Marius
Marius

Reputation: 73

Firestore display property with a function in webshop

this will be very hard to explain for me, so I hope you understand. And thanks beforehand for attempting to understand my goal.

I am completely new to Firestore, and I've sat for hours and read the documentations, which in the end doesn't even work. So eventually I found a video on YouTube from Firestore that got me started on the right path.

Simply, I am creating a webshop with a x amount of products which I want to store in a firestore database, info such as price, sku, and just a identifyer to easily find the correct product if I want to read the data.

My goal is to be able to simply run a function from my HTML file, let's say getData(price[sku]); And it'll run the function, looking for the price for the product with the sku. (I have no experience with this so I might be wayyy out of line here with my goals)

My current code looks like this:

async function getData(data) {
  const q = query(collection(db, 'products'));
  const qsnap = await getDocs(q);
  qsnap.forEach((doc) => {
    console.log(doc.id, " => ", doc.data() + `.` + data);
  });
}

getData(price);

And you can probably see what I want to do here. I am adding "price" when I run getData(price); and I want it to just add .price to the end of doc.data().price but this doesn't work. And I have no idea on how to make it look up the SKU for each product either.

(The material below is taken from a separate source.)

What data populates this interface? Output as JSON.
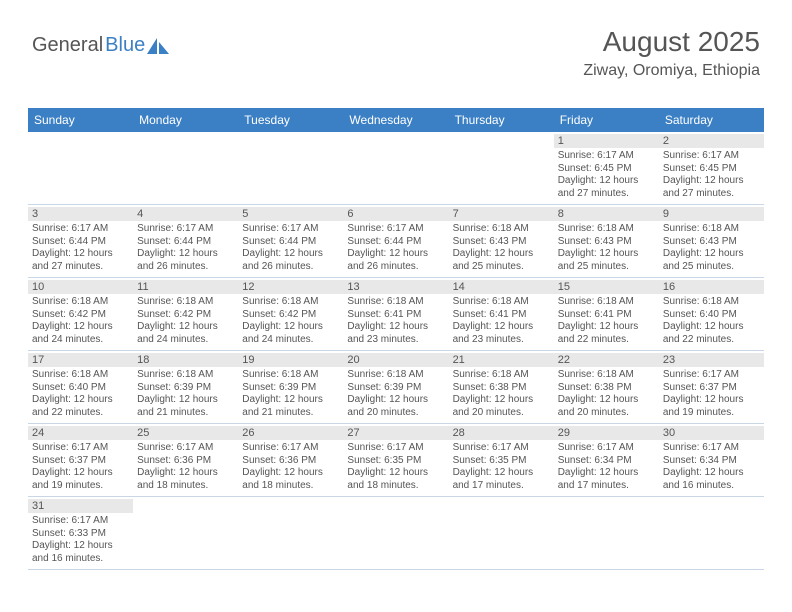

The console just returns x-product => [object Object].price And if I remove + `.` + data from the code it returns {sku: 'd80cb795', id: 'd80cb795-945d-4f3f-a875-c04a380bb59a', price: 250} like it should when I am not looking for a specific property.

In the future I also want to implement a shopping cart system which uses the SKU to add to a cart, but this is just too advanced for me and I might never get there. I just hope that this information is enough to make my goal understandable. And I want to learn how to do this. There is basically no documentation on this specific thing.

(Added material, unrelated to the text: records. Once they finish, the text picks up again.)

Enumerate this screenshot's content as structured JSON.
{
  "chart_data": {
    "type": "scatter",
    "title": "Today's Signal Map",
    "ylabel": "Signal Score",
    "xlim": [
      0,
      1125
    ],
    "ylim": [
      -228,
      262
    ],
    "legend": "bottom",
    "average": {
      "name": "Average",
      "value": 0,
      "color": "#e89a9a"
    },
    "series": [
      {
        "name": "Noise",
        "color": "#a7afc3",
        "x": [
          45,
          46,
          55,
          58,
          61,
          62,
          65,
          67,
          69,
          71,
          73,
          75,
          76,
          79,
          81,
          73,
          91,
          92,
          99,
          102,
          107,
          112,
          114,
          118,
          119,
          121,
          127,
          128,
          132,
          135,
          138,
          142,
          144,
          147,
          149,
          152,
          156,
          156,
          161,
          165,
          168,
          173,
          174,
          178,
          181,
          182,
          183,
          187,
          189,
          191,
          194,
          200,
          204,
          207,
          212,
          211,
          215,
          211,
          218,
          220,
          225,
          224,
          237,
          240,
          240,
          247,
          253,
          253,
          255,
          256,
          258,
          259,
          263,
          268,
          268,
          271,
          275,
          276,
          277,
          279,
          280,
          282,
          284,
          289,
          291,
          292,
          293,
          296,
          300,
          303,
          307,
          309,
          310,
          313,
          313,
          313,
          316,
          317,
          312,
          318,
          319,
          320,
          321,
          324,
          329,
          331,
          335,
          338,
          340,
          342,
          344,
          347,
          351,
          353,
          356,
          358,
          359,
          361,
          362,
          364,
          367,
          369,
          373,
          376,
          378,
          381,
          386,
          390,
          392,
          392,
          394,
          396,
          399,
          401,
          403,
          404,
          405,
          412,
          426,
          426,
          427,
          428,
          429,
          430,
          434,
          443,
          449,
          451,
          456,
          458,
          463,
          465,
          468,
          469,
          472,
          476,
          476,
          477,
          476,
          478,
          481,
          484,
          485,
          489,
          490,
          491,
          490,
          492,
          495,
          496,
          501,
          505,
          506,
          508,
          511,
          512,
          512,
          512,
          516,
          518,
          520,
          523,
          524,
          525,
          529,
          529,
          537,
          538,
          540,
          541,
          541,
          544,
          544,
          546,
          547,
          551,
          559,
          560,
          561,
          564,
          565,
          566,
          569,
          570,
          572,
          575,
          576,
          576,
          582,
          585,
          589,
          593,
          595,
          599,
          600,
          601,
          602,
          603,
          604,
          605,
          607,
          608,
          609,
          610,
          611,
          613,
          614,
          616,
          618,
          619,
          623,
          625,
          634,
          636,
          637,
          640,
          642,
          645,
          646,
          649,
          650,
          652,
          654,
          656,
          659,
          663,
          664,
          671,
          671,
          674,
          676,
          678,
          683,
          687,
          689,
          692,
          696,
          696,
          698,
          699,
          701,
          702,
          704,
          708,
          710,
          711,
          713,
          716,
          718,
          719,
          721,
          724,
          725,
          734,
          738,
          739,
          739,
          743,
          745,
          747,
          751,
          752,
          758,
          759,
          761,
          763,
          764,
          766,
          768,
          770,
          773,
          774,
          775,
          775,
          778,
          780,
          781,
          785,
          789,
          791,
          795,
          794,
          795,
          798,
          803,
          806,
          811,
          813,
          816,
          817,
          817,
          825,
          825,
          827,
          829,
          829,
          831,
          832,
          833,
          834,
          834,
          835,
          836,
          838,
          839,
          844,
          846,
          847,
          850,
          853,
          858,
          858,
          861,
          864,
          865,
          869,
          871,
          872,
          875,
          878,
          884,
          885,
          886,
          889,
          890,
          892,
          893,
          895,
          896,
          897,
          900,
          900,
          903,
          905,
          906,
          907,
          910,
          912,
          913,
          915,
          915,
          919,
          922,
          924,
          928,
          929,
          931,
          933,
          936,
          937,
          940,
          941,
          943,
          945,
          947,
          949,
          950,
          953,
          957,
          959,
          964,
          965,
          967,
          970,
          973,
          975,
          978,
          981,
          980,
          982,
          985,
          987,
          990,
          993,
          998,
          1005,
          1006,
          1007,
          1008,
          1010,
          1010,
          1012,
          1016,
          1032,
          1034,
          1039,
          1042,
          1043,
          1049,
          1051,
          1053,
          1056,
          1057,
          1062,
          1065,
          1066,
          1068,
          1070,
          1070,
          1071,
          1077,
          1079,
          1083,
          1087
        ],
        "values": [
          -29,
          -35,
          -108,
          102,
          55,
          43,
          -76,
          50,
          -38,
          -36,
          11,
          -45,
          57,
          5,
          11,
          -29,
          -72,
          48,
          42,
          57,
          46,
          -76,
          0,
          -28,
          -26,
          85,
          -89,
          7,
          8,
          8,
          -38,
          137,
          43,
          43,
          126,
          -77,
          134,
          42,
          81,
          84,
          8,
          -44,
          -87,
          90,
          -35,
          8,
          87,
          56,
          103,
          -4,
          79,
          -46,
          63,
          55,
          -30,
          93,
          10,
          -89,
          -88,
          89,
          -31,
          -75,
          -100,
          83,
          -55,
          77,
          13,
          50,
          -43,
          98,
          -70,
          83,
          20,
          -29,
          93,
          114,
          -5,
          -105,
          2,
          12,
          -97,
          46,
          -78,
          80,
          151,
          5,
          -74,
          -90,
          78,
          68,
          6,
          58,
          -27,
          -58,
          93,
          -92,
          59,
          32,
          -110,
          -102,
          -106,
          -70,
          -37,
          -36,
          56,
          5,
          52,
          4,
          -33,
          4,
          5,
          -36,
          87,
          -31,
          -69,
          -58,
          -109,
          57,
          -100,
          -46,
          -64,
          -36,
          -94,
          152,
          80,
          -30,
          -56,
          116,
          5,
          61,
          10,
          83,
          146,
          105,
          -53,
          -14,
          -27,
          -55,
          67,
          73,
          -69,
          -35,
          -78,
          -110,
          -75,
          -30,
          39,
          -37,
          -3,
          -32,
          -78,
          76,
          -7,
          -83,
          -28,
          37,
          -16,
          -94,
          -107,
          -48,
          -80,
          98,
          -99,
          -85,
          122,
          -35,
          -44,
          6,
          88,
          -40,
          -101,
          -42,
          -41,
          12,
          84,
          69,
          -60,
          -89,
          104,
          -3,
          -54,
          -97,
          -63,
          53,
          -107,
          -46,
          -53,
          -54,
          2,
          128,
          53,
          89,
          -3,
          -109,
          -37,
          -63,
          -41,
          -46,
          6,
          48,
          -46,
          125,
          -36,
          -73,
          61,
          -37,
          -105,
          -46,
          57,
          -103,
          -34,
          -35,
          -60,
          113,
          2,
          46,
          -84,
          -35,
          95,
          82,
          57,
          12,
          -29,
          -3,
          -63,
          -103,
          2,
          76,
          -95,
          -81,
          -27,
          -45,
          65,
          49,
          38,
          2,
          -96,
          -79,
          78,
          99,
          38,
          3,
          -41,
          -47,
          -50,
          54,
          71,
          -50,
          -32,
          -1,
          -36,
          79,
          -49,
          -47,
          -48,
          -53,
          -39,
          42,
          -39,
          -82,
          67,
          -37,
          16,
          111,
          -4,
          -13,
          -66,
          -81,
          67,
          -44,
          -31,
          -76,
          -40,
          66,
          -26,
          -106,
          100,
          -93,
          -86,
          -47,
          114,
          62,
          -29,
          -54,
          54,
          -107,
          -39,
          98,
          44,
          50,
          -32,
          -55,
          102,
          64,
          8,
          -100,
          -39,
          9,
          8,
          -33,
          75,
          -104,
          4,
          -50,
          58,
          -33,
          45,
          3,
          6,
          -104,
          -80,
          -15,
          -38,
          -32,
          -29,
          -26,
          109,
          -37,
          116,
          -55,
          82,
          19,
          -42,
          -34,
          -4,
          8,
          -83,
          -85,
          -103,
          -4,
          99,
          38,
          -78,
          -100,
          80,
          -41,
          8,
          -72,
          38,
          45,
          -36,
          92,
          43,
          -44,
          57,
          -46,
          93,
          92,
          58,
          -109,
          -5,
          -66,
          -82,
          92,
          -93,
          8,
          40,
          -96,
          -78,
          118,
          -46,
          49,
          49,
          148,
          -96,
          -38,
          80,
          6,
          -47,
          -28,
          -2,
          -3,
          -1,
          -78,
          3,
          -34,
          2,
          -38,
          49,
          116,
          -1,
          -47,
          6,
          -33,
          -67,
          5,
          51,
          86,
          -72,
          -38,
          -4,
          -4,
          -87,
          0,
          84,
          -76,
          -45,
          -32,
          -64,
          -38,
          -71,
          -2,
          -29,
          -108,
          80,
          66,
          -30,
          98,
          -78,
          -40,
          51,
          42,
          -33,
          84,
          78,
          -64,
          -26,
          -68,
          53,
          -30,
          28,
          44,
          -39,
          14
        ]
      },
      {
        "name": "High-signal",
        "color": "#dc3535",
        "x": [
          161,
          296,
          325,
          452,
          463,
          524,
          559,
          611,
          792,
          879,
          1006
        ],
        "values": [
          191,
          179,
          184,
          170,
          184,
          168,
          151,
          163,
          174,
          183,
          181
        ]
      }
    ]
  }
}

So if you can, please don't spoon-feed me and give me critique if I'm typing wrong. It helps me learn.

Upvotes: 1

Views: 48

Answers (1)

Alex
Alex

Reputation: 864

I can see you are trying to get all the documents ('products') from a collection. If you want to search them by SKU, you need to have it first, this can be done by getting it from the scanner or maybe from a previous query using the product id, in such case I would simply use the product ID instead for the query but that's up to you. This is how you can Get multiple documents from a collection applied to your specific case:

async function getData(inputSKU) {
    const q = query(collection(db, 'products'), where("sku", "==", inputSKU));
    
    const qsnap = await getDocs(q);
    qsnap.forEach((doc) => {
        console.log(doc.id, "=>", doc.data())
    });
}

getData(inputSKU);

If you want to get only a document that has a unique id/SKU or if you only want to get a single document per product then the best option would be something like this:

const docRef = doc(db, 'products', 'inputSKU');
const docSnap = await getDoc(docRef);

// and optionally...
if (docSnap.exists()) {
    console.log("Product data:", docSnap.data());
  } else {
    // doc.data() will be undefined in this case
    console.log("No such product");
  }

When you add + '.' + data it doesn't make sense speaking of adding it as a parameter for price, if you want to add data to your document or in other words Update a document without overwriting the entire document , use the update() method:

const productRef = doc() const productRef = doc(db, "product", inputSKU);

  // Set the "price" to the amount you want
  await updateDoc(productRef, {
    price: anyPrice
  });

You can use this in a separate function or add it to the one you use to query the product.

In the future if you want to create a cart it would be as simple as creating a document or collection depending on the structure you have chosen with all the products id/sku you want to buy as you previously created a collection of products.